My family moved to Middletown, CT when I was in 3rd grade. We had been living in Cromwell, a small town 15 minutes away from the metropolis of Middletown. It’s hard for me to remember who I was then. And there’s no one left who knew me well at that stage of my childhood. I think I was a vaguely depressed first born kid. I had few friends in Cromwell and no cousins to help socialize me. I read a lot. I teased my sisters. I tried to avoid my father.
We moved into a new housing development and were among the first on the dead end street. The street lights were not yet fully functional so that nights could get dark. I mean very dark. On one such night in early spring I walked outside to the back yard to take out the garbage (I think taking out the garbage has been “my job” since 6).
Like I said, I don’t remember who I was then, more than 50 years ago, but I think I was lonely. And I had nowhere to go. There was a chaise lounge set up near the trash cans, so I sat down on it. The back support was set very low, so when I looked up it was like a planetarium.
In the night, in my solitude, on a black canvas, hung an astonishing vista of stars and planets. I sat there, stunned. You might assume in such a situation I would feel even worse, one little kid in a new school, isolated by demographics and religion, looking at the vastness of the Universe. I did not feel dwarfed by the heavens above.
I looked up and experienced genuine exultation! My God! I am connected to the infinite Universe! Sitting on this cheap little chaise lounge next to the garbage cans in my backyard I am part of the cosmos. And if the light I see now is from a star that’s been dead for a million years, then what light might I emit long after my body is gone? If the air I’m breathing contains stardust – yes, literally star dust – from the Big Bang, then what of my dust?
My mom called me back into the house, breaking my reverie. I could’ve been there for 5 minutes – or 2 hours. I don’t remember that part. But I do remember that night. I don’t know who I was then, but I do know that when I walked back into the house, I felt different. I knew that I wasn’t trapped, that there was a way out. When I grew up and saw the motto, “ Per aspera ad astra” – from hardships to the stars – I knew just what it meant.

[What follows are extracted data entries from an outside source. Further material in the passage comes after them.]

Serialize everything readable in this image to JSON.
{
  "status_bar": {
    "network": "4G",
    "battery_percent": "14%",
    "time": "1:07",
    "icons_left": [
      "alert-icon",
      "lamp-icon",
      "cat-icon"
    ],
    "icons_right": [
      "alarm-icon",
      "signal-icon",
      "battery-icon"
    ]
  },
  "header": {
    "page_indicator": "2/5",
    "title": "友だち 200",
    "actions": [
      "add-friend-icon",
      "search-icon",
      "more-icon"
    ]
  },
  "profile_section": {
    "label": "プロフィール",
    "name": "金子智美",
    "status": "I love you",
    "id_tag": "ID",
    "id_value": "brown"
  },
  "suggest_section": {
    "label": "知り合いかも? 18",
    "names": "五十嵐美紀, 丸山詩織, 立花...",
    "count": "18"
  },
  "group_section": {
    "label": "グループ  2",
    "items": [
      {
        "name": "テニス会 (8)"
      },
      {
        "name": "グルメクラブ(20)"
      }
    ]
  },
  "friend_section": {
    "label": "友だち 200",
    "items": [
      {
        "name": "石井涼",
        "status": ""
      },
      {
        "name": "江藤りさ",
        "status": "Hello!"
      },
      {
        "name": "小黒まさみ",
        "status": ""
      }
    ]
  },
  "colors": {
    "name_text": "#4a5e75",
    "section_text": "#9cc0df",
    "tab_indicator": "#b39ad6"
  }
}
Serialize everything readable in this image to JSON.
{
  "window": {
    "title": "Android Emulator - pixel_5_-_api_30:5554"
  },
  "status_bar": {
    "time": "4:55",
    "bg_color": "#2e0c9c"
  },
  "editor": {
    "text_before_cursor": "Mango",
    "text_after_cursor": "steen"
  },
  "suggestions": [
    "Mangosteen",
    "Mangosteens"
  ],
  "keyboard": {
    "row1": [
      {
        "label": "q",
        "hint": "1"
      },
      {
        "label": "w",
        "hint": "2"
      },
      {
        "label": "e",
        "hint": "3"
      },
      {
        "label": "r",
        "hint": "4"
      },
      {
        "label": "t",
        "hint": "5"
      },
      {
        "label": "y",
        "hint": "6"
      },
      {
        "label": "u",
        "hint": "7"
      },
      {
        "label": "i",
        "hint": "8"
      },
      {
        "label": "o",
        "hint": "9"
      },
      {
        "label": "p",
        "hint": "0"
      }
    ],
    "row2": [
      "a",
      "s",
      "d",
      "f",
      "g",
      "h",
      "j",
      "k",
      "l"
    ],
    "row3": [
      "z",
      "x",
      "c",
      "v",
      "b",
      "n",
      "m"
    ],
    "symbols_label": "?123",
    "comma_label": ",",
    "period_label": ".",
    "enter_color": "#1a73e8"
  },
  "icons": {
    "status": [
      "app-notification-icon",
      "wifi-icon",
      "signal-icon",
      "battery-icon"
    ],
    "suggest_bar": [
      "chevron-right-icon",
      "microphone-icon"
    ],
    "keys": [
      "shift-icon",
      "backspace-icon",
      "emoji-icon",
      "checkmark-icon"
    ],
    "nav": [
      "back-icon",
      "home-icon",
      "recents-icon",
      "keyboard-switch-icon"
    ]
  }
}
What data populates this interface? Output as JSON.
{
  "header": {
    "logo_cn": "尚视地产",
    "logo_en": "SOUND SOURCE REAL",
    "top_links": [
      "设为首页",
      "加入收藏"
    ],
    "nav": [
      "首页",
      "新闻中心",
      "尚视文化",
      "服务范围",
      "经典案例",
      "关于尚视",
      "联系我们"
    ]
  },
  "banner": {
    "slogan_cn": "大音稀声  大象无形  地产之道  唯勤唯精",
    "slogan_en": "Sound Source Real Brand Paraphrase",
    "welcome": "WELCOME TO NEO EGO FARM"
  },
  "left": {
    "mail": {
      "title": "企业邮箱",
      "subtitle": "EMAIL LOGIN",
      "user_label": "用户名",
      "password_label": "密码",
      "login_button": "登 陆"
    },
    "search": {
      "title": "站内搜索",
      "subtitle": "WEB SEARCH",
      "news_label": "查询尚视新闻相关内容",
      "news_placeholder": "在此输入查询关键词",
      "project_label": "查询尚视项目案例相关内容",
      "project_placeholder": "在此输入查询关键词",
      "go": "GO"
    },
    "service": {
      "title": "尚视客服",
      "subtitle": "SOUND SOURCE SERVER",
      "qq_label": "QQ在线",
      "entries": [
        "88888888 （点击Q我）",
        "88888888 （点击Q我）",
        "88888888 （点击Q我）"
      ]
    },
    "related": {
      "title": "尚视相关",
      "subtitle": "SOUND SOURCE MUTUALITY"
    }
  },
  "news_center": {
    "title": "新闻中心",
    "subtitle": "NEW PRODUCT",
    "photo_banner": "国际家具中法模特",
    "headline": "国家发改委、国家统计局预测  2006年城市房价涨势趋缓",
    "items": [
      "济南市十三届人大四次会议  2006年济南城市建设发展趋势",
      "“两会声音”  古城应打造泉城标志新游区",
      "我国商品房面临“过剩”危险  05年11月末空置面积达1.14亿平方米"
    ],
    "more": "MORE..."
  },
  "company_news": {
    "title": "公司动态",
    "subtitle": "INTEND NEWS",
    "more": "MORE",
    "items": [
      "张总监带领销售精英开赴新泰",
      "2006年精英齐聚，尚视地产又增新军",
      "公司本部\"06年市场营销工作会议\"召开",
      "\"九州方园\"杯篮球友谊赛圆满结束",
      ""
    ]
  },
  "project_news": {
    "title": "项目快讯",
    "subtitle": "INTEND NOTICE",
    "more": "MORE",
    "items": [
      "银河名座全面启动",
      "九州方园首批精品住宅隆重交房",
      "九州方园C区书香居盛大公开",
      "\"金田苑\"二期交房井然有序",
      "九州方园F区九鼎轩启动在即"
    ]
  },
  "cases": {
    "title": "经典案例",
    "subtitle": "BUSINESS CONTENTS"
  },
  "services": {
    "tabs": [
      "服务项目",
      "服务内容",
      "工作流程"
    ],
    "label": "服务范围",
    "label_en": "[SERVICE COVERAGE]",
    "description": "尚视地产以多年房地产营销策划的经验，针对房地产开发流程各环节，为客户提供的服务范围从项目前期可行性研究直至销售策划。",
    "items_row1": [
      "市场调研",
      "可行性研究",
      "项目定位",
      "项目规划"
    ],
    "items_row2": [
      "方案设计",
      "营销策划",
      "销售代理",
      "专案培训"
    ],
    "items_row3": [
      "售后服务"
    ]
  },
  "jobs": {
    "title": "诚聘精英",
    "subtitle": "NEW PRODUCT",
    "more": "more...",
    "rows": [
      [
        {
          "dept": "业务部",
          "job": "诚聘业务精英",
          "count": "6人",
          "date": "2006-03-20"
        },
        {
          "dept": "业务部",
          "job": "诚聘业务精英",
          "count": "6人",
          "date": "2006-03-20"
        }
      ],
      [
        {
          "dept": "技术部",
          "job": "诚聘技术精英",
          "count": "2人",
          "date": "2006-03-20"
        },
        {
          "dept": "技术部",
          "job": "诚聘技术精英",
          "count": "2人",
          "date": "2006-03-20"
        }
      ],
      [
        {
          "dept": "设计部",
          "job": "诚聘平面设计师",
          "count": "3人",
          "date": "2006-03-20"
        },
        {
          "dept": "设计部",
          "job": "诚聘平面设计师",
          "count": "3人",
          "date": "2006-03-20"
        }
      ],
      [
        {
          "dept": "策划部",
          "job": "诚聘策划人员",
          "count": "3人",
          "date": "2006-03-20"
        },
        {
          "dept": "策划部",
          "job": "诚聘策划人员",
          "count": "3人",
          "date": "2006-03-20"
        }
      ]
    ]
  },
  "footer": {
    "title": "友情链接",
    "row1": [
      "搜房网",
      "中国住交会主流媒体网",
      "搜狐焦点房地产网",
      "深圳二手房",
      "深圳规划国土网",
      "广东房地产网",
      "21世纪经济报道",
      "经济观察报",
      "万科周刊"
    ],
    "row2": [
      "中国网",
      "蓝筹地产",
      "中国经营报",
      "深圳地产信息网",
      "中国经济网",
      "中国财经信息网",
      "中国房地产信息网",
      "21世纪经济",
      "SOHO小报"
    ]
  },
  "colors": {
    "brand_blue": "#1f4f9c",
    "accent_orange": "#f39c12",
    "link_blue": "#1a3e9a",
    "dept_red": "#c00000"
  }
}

We are all connected to something so much bigger and grander than our small individual souls. We link to others souls and other places over time and space, from the origins of the Universe to its closing moments, and perhaps even beyond that. The urge to explore the Heavens comes from that truth, which is that, in a way, Pluto is as much our home as this Earth upon which we stand.
This is why we send satellites to study the moons of Saturn, the surface of a comet, the planet of Mars, why we listen to radio waves from all over the Universe – not to explore alien worlds, but to get to know our home that much better.
Of course, it’s a lot to imagine that these truths might be shared by all humans. So many people imagine anyone and anything outside their own arbitrarily drawn circle of color or privilege or social status as alien. I think God is in all of this, that God IS all of this. You may not feel that – and in truth, it doesn’t matter. Just keep looking up and out, towards hope and love and the infinite possibilities in all of us.